その日も、薄暗い部屋にピアノの優しい音色が響いていた。最近、シェリーが皆が帰った後にピアノの演奏を要求してくる。そして、あまりシェリーの機嫌が良くない。二人の間に会話は少なくなっていた。それでも、シェリーは皆が帰った後にピアノの演奏を要求してくる。カーテンが閉め切られてスタンドのオレンジの光だけが空間を照らす様子は幻想的ともいえた。そんな雰囲気の中で、千里は5分以上にもわたる演奏を終える。しばらく、沈黙が流れて。何がきっかけだったのかはわからないけれど。シェリーが口を開く。「ワタシ、千里のピアノの演奏が好き」優しく鍵盤を押したときとは違う、強く、はっきりとした口調。「でもワタシが千里のピアノが大好きなのは、上手だからじゃナイ。千里もすごく上手だけれど、技術だけならもっと上手い人、いっぱい知ってる」シェリーが真っ直ぐに千里を見つめたまま、語りだす。「ワタシは、千里の演奏を聴いてると凄く興奮する。カラダが、あっつくなってくる。千里のピアノ、すっごく気持ちがこもってるカラ。すごく色々なことを考えて、色々なことを伝えたくて、そんな気持ちを込めて演奏しているんだって、わかるカラ」身振り手振りを交えて。少し早口になりながら。「だから、千里のピアノが好き」強く、言い切る。千里はシェリーに視線を向ける。眼が合う。瞳の色に、気圧される。シェリーは続ける。「だけど、千里の最近のピアノ聴いて千里が何か悩みを抱えてるんだってわかるケド」シェリーはベッドから立ち上がり、ピアノの隣に立つ。「千里が何を悩んでるのかまでは、わからナイ」ピアノの黒い体に白い手をかけて。「千里がちゃんと、言葉で伝えてくれなきゃ、わからナイ」ああ。そうだ。そうなのだ。「千里、悩みがあったら相談してくれるって言ったよネ?」シェリーが離れていってしまう気がして。自分にちっとも自信がもてなくて。自分はこうしてまた、シェリーの言葉をただ聞いているだけだ。そんなのは。そんなのは、もう。「……教えてくれませんか? 千里」「私、」一言目が飛び出たら、あとは堰を切ったように言葉が溢れた。

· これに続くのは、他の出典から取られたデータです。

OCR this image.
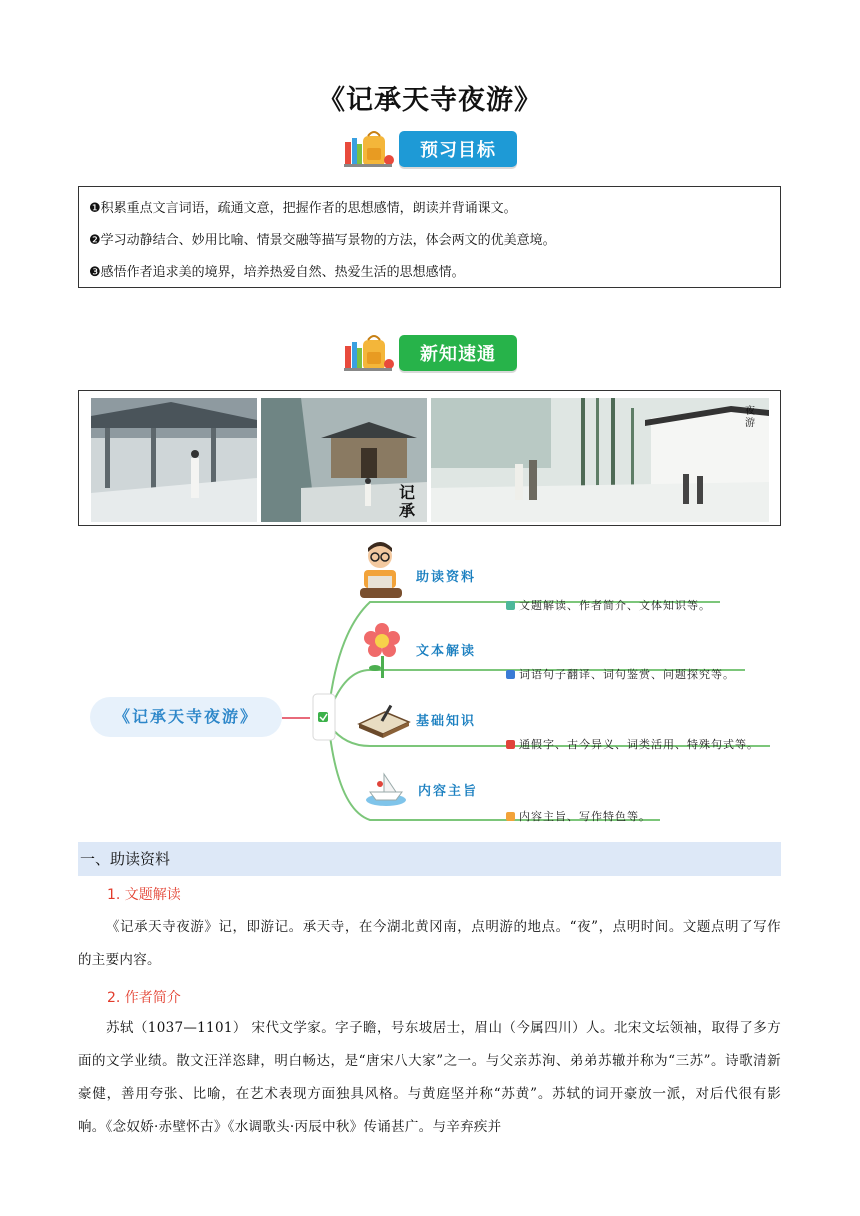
《记承天寺夜游》
预习目标
❶积累重点文言词语，疏通文意，把握作者的思想感情，朗读并背诵课文。
❷学习动静结合、妙用比喻、情景交融等描写景物的方法，体会两文的优美意境。
❸感悟作者追求美的境界，培养热爱自然、热爱生活的思想感情。
新知速通
记承
夜游
《记承天寺夜游》
助读资料
文题解读、作者简介、文体知识等。
文本解读
词语句子翻译、词句鉴赏、问题探究等。
基础知识
通假字、古今异义、词类活用、特殊句式等。
内容主旨
内容主旨、写作特色等。
一、助读资料
1. 文题解读
《记承天寺夜游》记，即游记。承天寺，在今湖北黄冈南，点明游的地点。“夜”，点明时间。文题点明了写作的主要内容。
2. 作者简介
苏轼（1037—1101） 宋代文学家。字子瞻，号东坡居士，眉山（今属四川）人。北宋文坛领袖，取得了多方面的文学业绩。散文汪洋恣肆，明白畅达，是“唐宋八大家”之一。与父亲苏洵、弟弟苏辙并称为“三苏”。诗歌清新豪健，善用夸张、比喻，在艺术表现方面独具风格。与黄庭坚并称“苏黄”。苏轼的词开豪放一派，对后代很有影响。《念奴娇·赤壁怀古》《水调歌头·丙辰中秋》传诵甚广。与辛弃疾并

久しぶりだった。誰かにこれだけの言葉を話したのは、本当に、久しぶりだった。シェリーはそんな自分の言葉を凄く真摯に聞いてくれた。バカみたいだけど、ちょっと涙が出た。そんな自分を見て慌てるシェリーが可笑しかった。やっぱり、シェリーはシェリーだった。そんな当たり前のことに気づけなかった今までの自分。全部吐き出したら、すごくすっきりとした、晴れやかな気分になれた。「どんなにつまらないことでも、話してほしいんデス。それだけで、心が軽くなりますカラ」そうだよね。ありがとう、シェリー。

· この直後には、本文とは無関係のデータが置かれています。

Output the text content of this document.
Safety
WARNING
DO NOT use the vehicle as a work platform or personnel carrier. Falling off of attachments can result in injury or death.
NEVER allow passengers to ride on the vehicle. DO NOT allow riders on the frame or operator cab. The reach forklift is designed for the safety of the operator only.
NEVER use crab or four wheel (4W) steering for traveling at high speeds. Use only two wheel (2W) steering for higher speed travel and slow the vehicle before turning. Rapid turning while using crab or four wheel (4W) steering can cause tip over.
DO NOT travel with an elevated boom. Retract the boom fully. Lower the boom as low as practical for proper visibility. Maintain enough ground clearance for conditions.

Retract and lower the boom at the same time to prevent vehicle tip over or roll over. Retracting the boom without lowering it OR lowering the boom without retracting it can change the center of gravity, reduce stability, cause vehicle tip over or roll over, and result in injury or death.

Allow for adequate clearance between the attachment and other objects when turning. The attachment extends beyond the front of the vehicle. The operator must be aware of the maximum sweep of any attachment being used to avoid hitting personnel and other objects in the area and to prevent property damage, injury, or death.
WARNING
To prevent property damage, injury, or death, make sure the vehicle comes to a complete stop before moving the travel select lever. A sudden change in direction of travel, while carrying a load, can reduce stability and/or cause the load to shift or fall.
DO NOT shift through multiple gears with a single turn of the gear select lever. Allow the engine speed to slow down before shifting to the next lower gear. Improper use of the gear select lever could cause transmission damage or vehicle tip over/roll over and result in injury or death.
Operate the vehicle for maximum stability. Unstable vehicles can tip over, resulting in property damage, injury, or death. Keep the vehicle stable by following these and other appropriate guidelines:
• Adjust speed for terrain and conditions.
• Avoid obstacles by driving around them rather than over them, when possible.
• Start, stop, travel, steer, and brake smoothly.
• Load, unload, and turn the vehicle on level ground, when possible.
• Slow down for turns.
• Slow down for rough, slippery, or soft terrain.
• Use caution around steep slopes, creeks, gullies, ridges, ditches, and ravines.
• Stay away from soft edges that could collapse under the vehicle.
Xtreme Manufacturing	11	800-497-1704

「まぁたまたまたやって来ましたぁー」そしてまた、いつもの演奏会。いつもの優しいメロディーとは違った、明るくてアップテンポな曲。いつも謙遜していたのは、自分の性格と、あとはやっぱり演奏に自信がなかったから。でも、今なら素直な気持ちで鍵盤と向き合える。演奏が終わり、いつもに増して大きな拍手が鳴り止んだ後、葉子が言う。「なんか、今までで一番良かった。曲が違うだけじゃなくて、聴いててすごく楽しい」「やっぱ千里はピアノの天才やなっ」琉衣のちょっと過剰気味の褒め言葉に、千里は笑顔で応える。「はいっ。ありがとうございます」「おぉ?」勢いよく応える千里にちょっとビビる琉衣。千里とシェリーは顔を見合わせて笑った。なんやなんやー、と琉衣。窓から差し込む日差しは眩しい。夏の終わりは、まだまだ先になりそうだ。